Et l’un de ses chevaliers, nommé Bretel, se rendit par son ordre en la chambre où Ygerne mangeait avec les autres dames et, s’agenouillant devant la duchesse, il lui fit le message de son seigneur. Elle rougit ; pourtant, n’osant refuser, elle but et voulut renvoyer la coupe.

— Madame, lui dit Bretel, messire a commandé que vous là gardiez : le roi l’en a prié.

Puis il revint au roi et lui rendit grâce de la part de la duchesse, qui pourtant n’avait sonné mot de remerciement.

Le soir, lorsque le duc rentra à son hôtel, il trouva Ygerne qui pleurait. Étonné, il la prit dans ses bras.

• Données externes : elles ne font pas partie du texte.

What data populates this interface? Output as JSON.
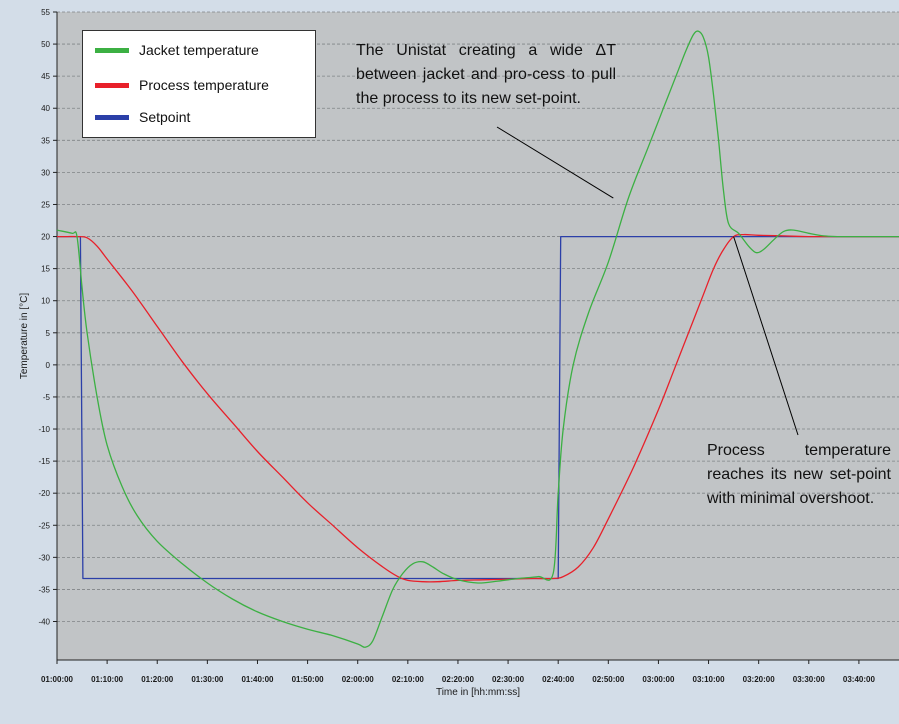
{
  "chart_data": {
    "type": "line",
    "xlabel": "Time in [hh:mm:ss]",
    "ylabel": "Temperature in [°C]",
    "ylim": [
      -46,
      55
    ],
    "xlim": [
      "01:00:00",
      "03:48:00"
    ],
    "grid": true,
    "legend_placement": "top-left",
    "yticks": [
      "55",
      "50",
      "45",
      "40",
      "35",
      "30",
      "25",
      "20",
      "15",
      "10",
      "5",
      "0",
      "-5",
      "-10",
      "-15",
      "-20",
      "-25",
      "-30",
      "-35",
      "-40"
    ],
    "xticks": [
      "01:00:00",
      "01:10:00",
      "01:20:00",
      "01:30:00",
      "01:40:00",
      "01:50:00",
      "02:00:00",
      "02:10:00",
      "02:20:00",
      "02:30:00",
      "02:40:00",
      "02:50:00",
      "03:00:00",
      "03:10:00",
      "03:20:00",
      "03:30:00",
      "03:40:00"
    ],
    "series": [
      {
        "name": "Jacket temperature",
        "color": "#3cb043",
        "x": [
          "01:00:00",
          "01:03:00",
          "01:04:00",
          "01:05:00",
          "01:06:00",
          "01:08:00",
          "01:10:00",
          "01:13:00",
          "01:16:00",
          "01:20:00",
          "01:25:00",
          "01:30:00",
          "01:35:00",
          "01:40:00",
          "01:45:00",
          "01:50:00",
          "01:55:00",
          "02:00:00",
          "02:01:30",
          "02:03:00",
          "02:05:00",
          "02:07:00",
          "02:09:00",
          "02:11:00",
          "02:13:00",
          "02:15:00",
          "02:17:00",
          "02:20:00",
          "02:24:00",
          "02:28:00",
          "02:32:00",
          "02:36:00",
          "02:39:00",
          "02:40:00",
          "02:41:00",
          "02:43:00",
          "02:46:00",
          "02:50:00",
          "02:54:00",
          "02:58:00",
          "03:01:00",
          "03:04:00",
          "03:05:30",
          "03:07:00",
          "03:08:00",
          "03:09:00",
          "03:10:00",
          "03:11:00",
          "03:12:00",
          "03:13:00",
          "03:14:00",
          "03:16:00",
          "03:18:00",
          "03:19:30",
          "03:21:00",
          "03:23:00",
          "03:25:00",
          "03:27:00",
          "03:30:00",
          "03:33:00",
          "03:36:00",
          "03:40:00",
          "03:44:00",
          "03:48:00"
        ],
        "y": [
          21,
          20.5,
          20,
          12,
          5,
          -5,
          -12.5,
          -19,
          -23.5,
          -27.5,
          -31,
          -34,
          -36.5,
          -38.5,
          -40,
          -41.2,
          -42.2,
          -43.5,
          -44,
          -43,
          -39,
          -35,
          -32.5,
          -31,
          -30.7,
          -31.5,
          -32.5,
          -33.5,
          -34,
          -33.7,
          -33.3,
          -33,
          -32.5,
          -20,
          -10,
          0,
          8,
          16,
          26,
          34,
          40,
          46,
          49,
          51.5,
          52,
          51,
          48,
          42,
          35,
          27,
          22,
          20.5,
          18.5,
          17.5,
          18,
          19.5,
          20.8,
          21,
          20.5,
          20.1,
          20,
          20,
          20,
          20
        ]
      },
      {
        "name": "Process temperature",
        "color": "#e8202a",
        "x": [
          "01:00:00",
          "01:02:00",
          "01:04:00",
          "01:06:00",
          "01:08:00",
          "01:10:00",
          "01:15:00",
          "01:20:00",
          "01:25:00",
          "01:30:00",
          "01:35:00",
          "01:40:00",
          "01:45:00",
          "01:50:00",
          "01:55:00",
          "02:00:00",
          "02:05:00",
          "02:08:00",
          "02:10:00",
          "02:13:00",
          "02:16:00",
          "02:20:00",
          "02:25:00",
          "02:30:00",
          "02:35:00",
          "02:39:00",
          "02:41:00",
          "02:44:00",
          "02:47:00",
          "02:50:00",
          "02:55:00",
          "03:00:00",
          "03:03:00",
          "03:06:00",
          "03:09:00",
          "03:11:00",
          "03:13:00",
          "03:15:00",
          "03:17:00",
          "03:20:00",
          "03:25:00",
          "03:30:00",
          "03:40:00",
          "03:48:00"
        ],
        "y": [
          20,
          20,
          20,
          19.8,
          18.5,
          16.5,
          11.5,
          6,
          0.5,
          -4.5,
          -9,
          -13.5,
          -17.5,
          -21.5,
          -25,
          -28.5,
          -31.5,
          -33,
          -33.6,
          -33.8,
          -33.8,
          -33.6,
          -33.5,
          -33.4,
          -33.3,
          -33.3,
          -33,
          -31.5,
          -28.5,
          -24,
          -16,
          -7,
          -1,
          5,
          11,
          15,
          18,
          20,
          20.3,
          20.2,
          20.1,
          20,
          20,
          20
        ]
      },
      {
        "name": "Setpoint",
        "color": "#2b3fa8",
        "x": [
          "01:00:00",
          "01:04:40",
          "01:05:10",
          "02:40:00",
          "02:40:30",
          "03:48:00"
        ],
        "y": [
          20,
          20,
          -33.3,
          -33.3,
          20,
          20
        ]
      }
    ],
    "annotations": [
      {
        "text": "The Unistat creating a wide ΔT between jacket and pro-cess to pull the process to its new set-point.",
        "points_to": {
          "x": "02:51:00",
          "y": 26
        }
      },
      {
        "text": "Process temperature reaches its new set-point with minimal overshoot.",
        "points_to": {
          "x": "03:15:00",
          "y": 20
        }
      }
    ]
  },
  "annotation_1_text": "The Unistat creating a wide ΔT between jacket and pro-cess to pull the process to its new set-point.",
  "annotation_2_text": "Process temperature reaches its new set-point with minimal overshoot."
}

— Ha ! dit-elle, je voudrais être morte !

— Dame, pourquoi ?

— Je ne vous le célerai point, car il n’est rien que je chérisse comme vous. Le roi dit qu’il m’aime, et toutes ces fêtes, il ne les donne que pour l’amour de moi. Pourtant, des présents qu’il m’a envoyés, je n’en ai accepté aucun, hormis cette coupe que vous m’avez fait prendre. Je vous prie et requiers comme mon seigneur de me ramener à Tintagel.

En entendant cela, le duc irrité manda sur-le-champ à ses chevaliers de se préparer sans bruit et de quitter la ville dans la nuit même, quitte à laisser tout leur bagage, qui les suivrait le lendemain.